Human vitamin K-dependent GAS6: gene structure, allelic variation, and association with stroke.

The product of the growth arrest-specific gene 6 (GAS6), a ligand for the Axl, Sky, and Mer tyrosine kinase receptors, is a vitamin K-dependent protein, structurally related to anticoagulant protein S. Gas6-deficient mice are protected against thrombosis, demonstrating the importance of this protein in the cardiovascular system. The present study was aimed at determining the human GAS6 intron-exon structure and analyzing the gene for the presence of allelic variants that could be associated with atherothrombotic disease. Online analyses allowed us to localize 15 GAS6 exons and to determine the sequence of their intron-flanking regions, in a chromosome 13 region spanning 43.8 kb of DNA. SSCP analysis of PCR-amplified GAS6 exons with their intron-flanking regions from a minimum of 12 control DNA samples, revealed the presence of eight different variants, which were confirmed to be single nucleotide polymorphisms (SNPs). Three of them (c.1263G>C, c.1332C>T, and c.1869T>C) are localized in exons 11, 12, and 14, and appear to be neutral since they do not modify the encoded amino acid.
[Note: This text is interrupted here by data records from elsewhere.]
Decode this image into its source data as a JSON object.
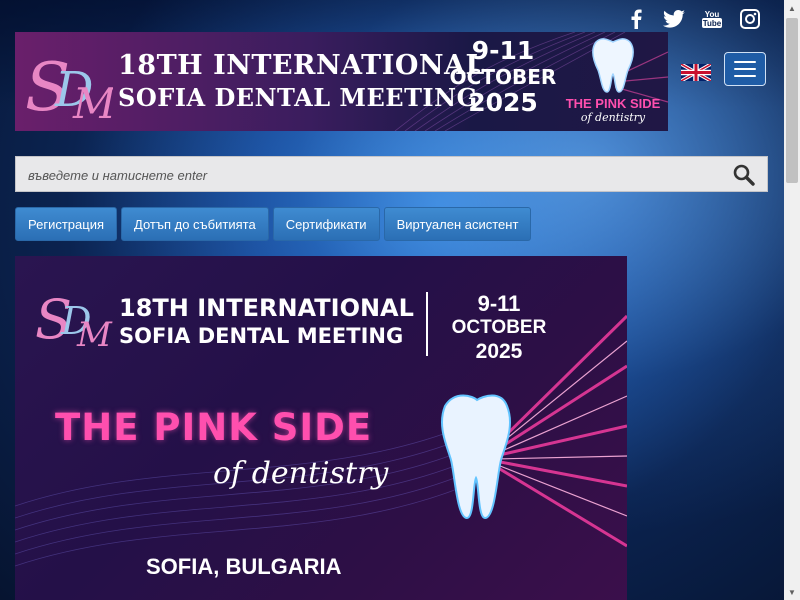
{
  "social": {
    "facebook": "facebook-icon",
    "twitter": "twitter-icon",
    "youtube": "youtube-icon",
    "instagram": "instagram-icon"
  },
  "banner": {
    "title_line1": "18TH INTERNATIONAL",
    "title_line2": "SOFIA DENTAL MEETING",
    "date_days": "9-11",
    "date_month": "OCTOBER",
    "date_year": "2025",
    "slogan_pink": "THE PINK SIDE",
    "slogan_sub": "of dentistry",
    "logo_text": "SDM"
  },
  "language": {
    "flag": "uk-flag-icon"
  },
  "search": {
    "placeholder": "въведете и натиснете enter"
  },
  "nav": {
    "items": [
      {
        "label": "Регистрация"
      },
      {
        "label": "Дотъп до събитията"
      },
      {
        "label": "Сертификати"
      },
      {
        "label": "Виртуален асистент"
      }
    ]
  },
  "hero": {
    "title_line1": "18TH INTERNATIONAL",
    "title_line2": "SOFIA DENTAL MEETING",
    "date_days": "9-11",
    "date_month": "OCTOBER",
    "date_year": "2025",
    "headline": "THE PINK SIDE",
    "subline": "of dentistry",
    "location": "SOFIA, BULGARIA"
  },
  "colors": {
    "accent_pink": "#ff4fae",
    "nav_blue": "#2b6fb5",
    "banner_purple": "#3a1d5e"
  }
}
The other SNPs (c.280+170C>G, c.712+26G>A, c.713-155C>T, c.834+7G>A, and c.1478-94C>G) are in introns 3, 7, 8, and 12. A preliminary analysis of five of these SNPs in a group of 110 healthy controls and 188 patients with atherothrombotic disease has revealed statistically significant differences between controls and stroke patients in the allelic distributions of one of these variants (c.834+7G>A in intron 8). The SNP identification in GAS6 reported here would be very useful in future association studies aimed at determining the physiologic role of GAS6 in stroke and other human diseases.